A team of UT researchers discovered a class of antimicrobials called microcins that are capable of combating strains of bacteria that cause cholera, according to a study published Sept. 10.
Microcins are molecules that some bacteria produce to fight other bacteria in the gut, according to a press release about the findings. Unlike traditional antibiotics that kill both desirable and unwanted bacteria, microcins are highly selective and attack undesirable bacteria without disturbing healthy bacteria in the human gut. The team found these antimicrobials by examining PCAT, a protein that exports the microcins to attack other bacteria.
According to the paper, researchers found microcins can target strains of cholera, a diarrheal disease which leads to severe dehydration and, in extreme cases, death. The World Health Organization reported cholera is responsible for killing 21,000 to 143,000 people worldwide each year.
Sun-Young Kim, lead author of the paper and doctoral candidate, said researchers have been studying cholera for a long time, but they’ve historically overlooked the potential of microcins.
“That brings attention (to how) we should focus on things with multiple perspectives (and not just) the way we have done so far,” Kim said. “People might think there’s nothing new there, but if we switched our perspective, we might find new things (that make) human lives better.”
UT alum Richard Gu, a collaborator on the study, said the team’s research is just a start to understanding the capabilities of microcins and could inspire future cholera research.
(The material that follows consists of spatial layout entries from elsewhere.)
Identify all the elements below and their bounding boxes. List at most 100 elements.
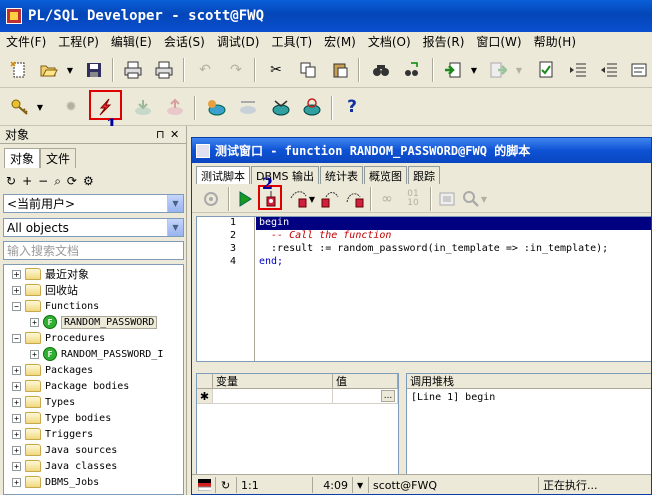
- code-editor[interactable]: 1 2 3 4 begin -- Call the function :resu…: [196, 216, 651, 362]
- watch-icon[interactable]: ∞: [376, 188, 398, 210]
- disconnect-icon[interactable]: [270, 96, 292, 118]
- tree-item-random-password-procedure[interactable]: + F RANDOM_PASSWORD_I: [30, 346, 163, 362]
- value-column-header[interactable]: 值: [333, 374, 398, 389]
- menu-file[interactable]: 文件(F): [0, 33, 52, 50]
- tree-item-types[interactable]: + Types: [12, 394, 75, 410]
- tab-objects[interactable]: 对象: [4, 148, 41, 168]
- connection-label[interactable]: scott@FWQ: [369, 477, 539, 493]
- expand-icon[interactable]: +: [12, 445, 21, 455]
- user-filter-select[interactable]: <当前用户> ▼: [3, 194, 184, 213]
- collapse-icon[interactable]: −: [12, 333, 21, 343]
- menu-project[interactable]: 工程(P): [52, 33, 105, 50]
- sync-icon[interactable]: ⟳: [67, 174, 77, 190]
- menu-tools[interactable]: 工具(T): [265, 33, 318, 50]
- debug-settings-icon[interactable]: [200, 188, 222, 210]
- remove-icon[interactable]: −: [38, 174, 48, 190]
- start-debug-icon[interactable]: [234, 188, 256, 210]
- help-icon[interactable]: ?: [341, 96, 363, 118]
- title-bar[interactable]: PL/SQL Developer - scott@FWQ: [0, 0, 652, 32]
- variable-name-cell[interactable]: [213, 389, 333, 404]
- menu-docs[interactable]: 文档(O): [362, 33, 417, 50]
- expand-icon[interactable]: +: [12, 461, 21, 471]
- tab-profiler[interactable]: 概览图: [364, 166, 407, 184]
- indent-icon[interactable]: [567, 59, 589, 81]
- menu-edit[interactable]: 编辑(E): [105, 33, 158, 50]
- tree-item-type-bodies[interactable]: + Type bodies: [12, 410, 111, 426]
- tab-test-script[interactable]: 测试脚本: [196, 166, 250, 184]
- chevron-down-icon[interactable]: ▼: [167, 219, 183, 236]
- import-dropdown-icon[interactable]: ▼: [470, 59, 478, 81]
- close-icon[interactable]: ✕: [170, 128, 179, 141]
- undo-icon[interactable]: ↶: [194, 59, 216, 81]
- filter-icon[interactable]: ⚙: [83, 174, 94, 190]
- search-dropdown-icon[interactable]: ▼: [480, 188, 488, 210]
- menu-reports[interactable]: 报告(R): [417, 33, 471, 50]
- tab-trace[interactable]: 跟踪: [408, 166, 440, 184]
- open-icon[interactable]: [38, 59, 60, 81]
- expand-icon[interactable]: +: [30, 317, 39, 327]
- db-refresh-icon[interactable]: [301, 96, 323, 118]
- tree-item-triggers[interactable]: + Triggers: [12, 426, 93, 442]
- tree-item-package-bodies[interactable]: + Package bodies: [12, 378, 129, 394]
- tree-item-recycle-bin[interactable]: + 回收站: [12, 282, 78, 298]
- refresh-icon[interactable]: ↻: [6, 174, 16, 190]
- chevron-down-icon[interactable]: ▼: [167, 195, 183, 212]
- step-out-icon[interactable]: [344, 188, 366, 210]
- expand-icon[interactable]: +: [30, 349, 39, 359]
- menu-debug[interactable]: 调试(D): [211, 33, 266, 50]
- expand-icon[interactable]: +: [12, 365, 21, 375]
- menu-window[interactable]: 窗口(W): [470, 33, 527, 50]
- expand-icon[interactable]: +: [12, 413, 21, 423]
- menu-help[interactable]: 帮助(H): [528, 33, 582, 50]
- expand-icon[interactable]: +: [12, 285, 21, 295]
- expand-icon[interactable]: +: [12, 269, 21, 279]
- menu-session[interactable]: 会话(S): [158, 33, 211, 50]
- variable-column-header[interactable]: 变量: [213, 374, 333, 389]
- step-into-icon[interactable]: [288, 188, 310, 210]
- tree-item-java-sources[interactable]: + Java sources: [12, 442, 117, 458]
- tree-item-procedures[interactable]: − Procedures: [12, 330, 105, 346]
- session-icon[interactable]: [205, 96, 227, 118]
- call-stack-row[interactable]: [Line 1] begin: [411, 392, 495, 403]
- connect-icon[interactable]: [237, 96, 259, 118]
- object-filter-select[interactable]: All objects ▼: [3, 218, 184, 237]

“The hope with this work is that someone can take this and use it in some way to prove something,” Gu said. “(This could be) a small piece of that big solution that hopefully gets created one day … Knowing that (this research) is going towards something that’ll generally be positive towards humanity as a whole is very reassuring.”
Kim said the team hopes to eventually optimize bacteria to produce more microcins to fight against diseases. It is possible the optimization will result in microcins staying longer in the body and having better efficacy before a drug can be made, he said.
“I’m a little glad that we have at least another option to face (this issue),” Kim said. “It will take so many years (for this to become) actual antibiotics … These are things we should keep doing … as an academic institution. I feel very glad that we found something that can be helpful for some cases.”